InterNations Business Solutions, the global expat network, found that both overseas assignees and international hires (people who find a job abroad on their own or are hired by a local company), as well as any ‘trailing spouses’, fared less well in the UK than the support on offer in many other countries.
“Countries such as the Netherlands excel in supporting global employees,” says the latest Expat Insider Business Edition Country Focus report. “They set a benchmark for employer assistance and show that employees that are better supported with their relocation and integration experience an easier, shorter adjustment period and a higher satisfaction with life in general.”
International hires working in the UK badly served by their companies
The report, which looks at nine different types of relocation support that global employees and their partners receive from companies, found that international hires working in the UK were particularly badly served by their companies compared to their contemporaries elsewhere in the world.
And while foreign assignees sent by their companies to work in Britain were found to receive some benefits, specifically as far as moving and financial compensation was concerned, their overall employer support was still low compared to other countries. The report looks at the situation of expats working in China, France, Germany, Hong Kong, the Netherlands, Switzerland, the UAE, and the US, in addition to the UK.
UK support for foreign assignees needs to improve if companies want to stay competitive
“When it comes to benefits for international hires around the world, international recruiting can often learn from global mobility management. In the UK, however, the support for foreign assignees is also below average,” said Theresa Häfner, head of business solutions at InterNations.
“Companies in the UK are in need of skilled professionals from abroad but in order to stay competitive in the war for talent, they have to support them more.
“Moving abroad comes with organisational as well as emotional challenges. Especially with the current situation in the UK, employers need to understand the relevance of both practical and personal support for their employees, if the country wants to stay an attractive destination for global talent.”
Among the survey’s findings
Only two-thirds of foreign assignees in the UK had their move organised by their employer, which was much lower than the global average of 75 per cent and was the second lowest among the nine countries featured. Only foreign assignees in Hong Kong (63%) received less support.
Only 19 per cent of UK international hires were offered a lump-sum payment, much lower than the global average of 36 per cent. Similarly, only 23 per cent received help in organising their move, compared to 43 per cent globally. Again, only in Hong Kong did international hires get less support (15%).

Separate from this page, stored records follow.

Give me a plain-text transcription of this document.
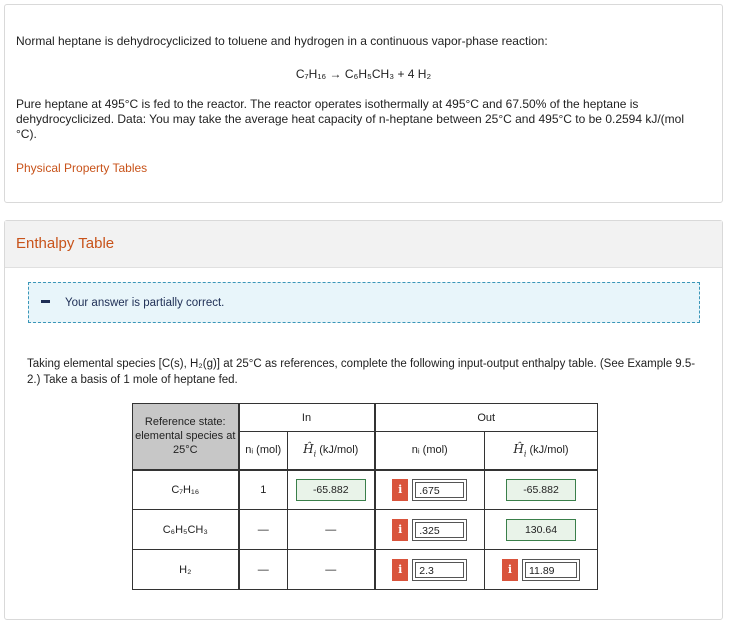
Normal heptane is dehydrocyclicized to toluene and hydrogen in a continuous vapor-phase reaction:

C₇H₁₆ → C₆H₅CH₃ + 4 H₂

Pure heptane at 495°C is fed to the reactor. The reactor operates isothermally at 495°C and 67.50% of the heptane is dehydrocyclicized. Data: You may take the average heat capacity of n-heptane between 25°C and 495°C to be 0.2594 kJ/(mol °C).

Physical Property Tables
Enthalpy Table
Your answer is partially correct.

Taking elemental species [C(s), H₂(g)] at 25°C as references, complete the following input-output enthalpy table. (See Example 9.5-2.) Take a basis of 1 mole of heptane fed.

Reference state: elemental species at 25°C	In		Out	
	nᵢ (mol)	$Ĥ_i$ (kJ/mol)	nᵢ (mol)	$Ĥ_i$ (kJ/mol)
C₇H₁₆	1	-65.882	i .675	-65.882
C₆H₅CH₃	—	—	i .325	130.64
H₂	—	—	i 2.3	i 11.89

Foreign assignees in the UK came at the bottom of the list in such areas as receiving information on local life (29% v 46% globally), spousal support (18% v 31%) and intercultural training (13% v 24%).
Only four per cent of foreign assignees in Britain and 12 per cent of international hires were offered access to local networking, compared to 16 and 17 per cent respectively globally. “The support is even more bleak when it comes to membership in an expat organisation,” said InterNations. “This is the type of relocation support that the smallest share of both expat types received but most of them would have liked: just three per cent of international hires were offered this type of personal support, but 66 per cent would have liked it.”